Indonesia's Parliament has approved an amnesty for a woman who was jailed after recording lewd phone calls from her boss.
Indonesian President Joko Widodo granted amnesty to Baiq Nuril Maknun after she had exhausted all other legal avenues in the controversial case.
The case has caused outrage and led to warnings that it could discourage victims of sexual abuse from speaking out.
Parliament's approval was met by loud applause as the tearful mother of three, who was in the chamber, covered her face with her hands before kissing the ground.
MP Erma Suryani Ranik read a statement confirming the decision and said in this case "Baiq Nuril was the real victim, instead of the perpetrator".
Ms Nuril, who had been working at a school on the island of Lombok, recorded some parts of lewd telephone calls from the school's principal without his knowledge in 2012 after complaining of sexual harassment.
She then gave a recording to a third person, who distributed it on an electronic device, which resulted in the principal losing his job, court documents showed.
In 2015, the principal reported Ms Nuril to police, which resulted in her being prosecuted under laws targeting the electronic distribution of pornographic material.

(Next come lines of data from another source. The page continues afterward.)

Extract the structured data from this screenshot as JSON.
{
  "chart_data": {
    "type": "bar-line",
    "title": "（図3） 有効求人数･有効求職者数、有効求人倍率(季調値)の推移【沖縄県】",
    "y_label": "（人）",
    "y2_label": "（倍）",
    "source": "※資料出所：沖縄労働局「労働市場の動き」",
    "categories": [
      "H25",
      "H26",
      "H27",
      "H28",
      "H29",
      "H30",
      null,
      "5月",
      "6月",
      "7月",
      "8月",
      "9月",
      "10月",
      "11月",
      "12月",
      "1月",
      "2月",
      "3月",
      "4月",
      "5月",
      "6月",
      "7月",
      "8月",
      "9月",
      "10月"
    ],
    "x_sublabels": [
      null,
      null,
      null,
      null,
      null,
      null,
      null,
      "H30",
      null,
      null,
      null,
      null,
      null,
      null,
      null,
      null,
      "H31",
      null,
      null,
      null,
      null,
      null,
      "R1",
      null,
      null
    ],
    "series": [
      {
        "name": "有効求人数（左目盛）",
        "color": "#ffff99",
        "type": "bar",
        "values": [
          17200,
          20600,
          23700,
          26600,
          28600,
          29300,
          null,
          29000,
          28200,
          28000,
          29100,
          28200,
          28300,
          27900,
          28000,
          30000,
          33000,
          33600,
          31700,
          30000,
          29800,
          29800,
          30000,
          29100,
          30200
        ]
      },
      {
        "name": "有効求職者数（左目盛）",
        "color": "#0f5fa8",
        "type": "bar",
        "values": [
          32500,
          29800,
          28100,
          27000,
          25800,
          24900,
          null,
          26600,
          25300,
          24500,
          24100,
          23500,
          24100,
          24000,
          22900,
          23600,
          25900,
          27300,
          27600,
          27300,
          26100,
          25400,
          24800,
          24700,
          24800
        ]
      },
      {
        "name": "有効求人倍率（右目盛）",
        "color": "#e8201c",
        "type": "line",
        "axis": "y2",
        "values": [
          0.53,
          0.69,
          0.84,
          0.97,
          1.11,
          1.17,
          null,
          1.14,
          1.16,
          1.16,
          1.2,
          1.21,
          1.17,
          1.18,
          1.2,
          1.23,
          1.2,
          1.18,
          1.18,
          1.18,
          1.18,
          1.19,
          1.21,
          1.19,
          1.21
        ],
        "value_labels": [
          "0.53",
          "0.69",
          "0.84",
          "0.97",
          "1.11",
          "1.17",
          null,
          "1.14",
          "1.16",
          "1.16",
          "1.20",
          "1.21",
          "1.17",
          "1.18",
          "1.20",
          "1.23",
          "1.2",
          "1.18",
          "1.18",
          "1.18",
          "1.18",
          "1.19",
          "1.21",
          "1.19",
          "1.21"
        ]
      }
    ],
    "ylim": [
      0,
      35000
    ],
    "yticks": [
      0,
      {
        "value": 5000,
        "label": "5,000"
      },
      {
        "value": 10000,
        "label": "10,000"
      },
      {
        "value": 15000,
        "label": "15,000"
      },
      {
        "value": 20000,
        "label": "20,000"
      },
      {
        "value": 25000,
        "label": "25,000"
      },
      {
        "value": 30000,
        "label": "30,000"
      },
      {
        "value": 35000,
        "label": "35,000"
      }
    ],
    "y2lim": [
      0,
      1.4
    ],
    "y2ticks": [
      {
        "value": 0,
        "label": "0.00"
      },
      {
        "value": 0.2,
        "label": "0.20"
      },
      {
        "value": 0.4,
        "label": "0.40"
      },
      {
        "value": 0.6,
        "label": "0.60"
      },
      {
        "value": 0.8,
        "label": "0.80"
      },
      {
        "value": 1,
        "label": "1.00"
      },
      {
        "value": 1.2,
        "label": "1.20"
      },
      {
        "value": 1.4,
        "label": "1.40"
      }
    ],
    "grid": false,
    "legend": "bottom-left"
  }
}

Although the case was dismissed by a lower court, prosecutors took it to the Supreme Court and Ms Nuril was jailed for six months and given a 500 million rupiah ($51,660) fine.
Sri Nurherwati, from the National Commission on Violence Against Women, said while the amnesty may have lifted Ms Nuril's punishment, it would do little to tackle the issue of sexual harassment in Indonesia.
There have been a number of high-profile cases in Indonesia in recent years that activists said show victims being penalised for speaking out about harassment.
Indonesia is the world's most populous Muslim-majority country and is predominantly conservative.
Women looking to become police officers in Indonesia are reported to have to undergo an invasive "two-finger" virginity test and be "pretty" as a part of the recruitment process.
While some women have recounted experiences of sexual harassment as part of the #MeToo movement, in general, women are less likely to speak out about abuse compared with women in some other countries, activists said.
Kartika Jahja, an outspoken artist and rape survivor who has been a strong advocate for gender equality in Indonesia, said women face different risks in the country when speaking out about anything sexual.
She added that, whether it is sexual violence or being sexually expressive, the norms in the country could punish women.
In an interview ahead of the decision, Ms Nuril said if granted an amnesty she intended to take an Umrah Islamic pilgrimage and spend more time with her family after the lengthy legal fight.
"If [women] suffer from something as I did, please don't be afraid to speak up," Ms Nuril said.